A series of elderly patients with dementia of Alzheimer type (AD), multi-infarct dementia (MID) and functional (non-organic) psychiatric illness (major depressive disorder) were selected by DSM III-R criteria and had the following investigations: a battery of cognitive tests, EEG with power and coherence spectral analyses of T4-T6, T3-T5, P4-O2, P3-O1 channels, visual evoked potential (flash and pattern reversal) and P300 recordings as well as single photon emission tomography (SPECT) using 99mTc HMPAO. Three subsets of patients were chosen on clinical and SPECT criteria. These were as follows: patients with a clinical diagnosis of AD and a SPECT rCBF pattern showing bilateral temporo-parietal perfusion deficits (AD type), patients with a clinical diagnosis of MID and a SPECT rCBF pattern showing single focal perfusion deficits or multiple areas of low perfusion in the cerebral cortex suggestive of ischaemic change (MID type SPECT picture) and functionally ill patients with normal rCBF (controls).

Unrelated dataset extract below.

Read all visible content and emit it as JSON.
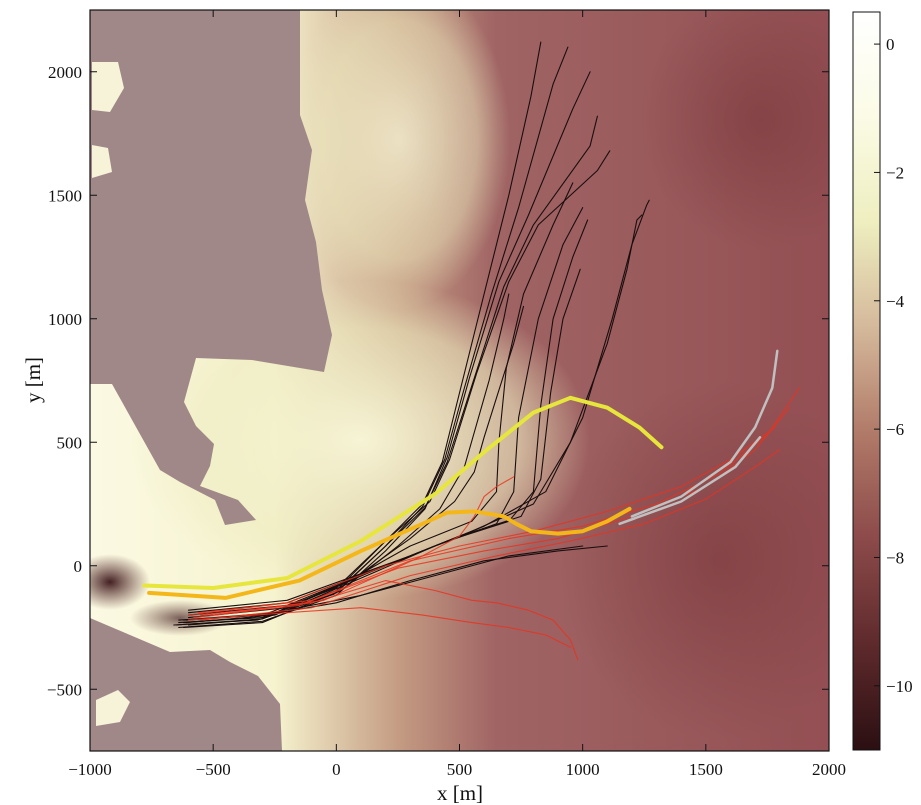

The AD type group differed from the MID rCBF group in having significantly less alpha and more delta 2 (2− < 4 Hz) power. The latter had significantly lower alpha power than the controls. The 2 dementia groups with abnormal rCBF patterns did not differ in terms of coherence spectra or P300 latencies, but both had lower within and between hemisphere alpha coherence values and longer P300 latencies than the “controls” with normal rCBF. There were no group differences in the flash VEP P2-pattern reversal P100 latency difference values.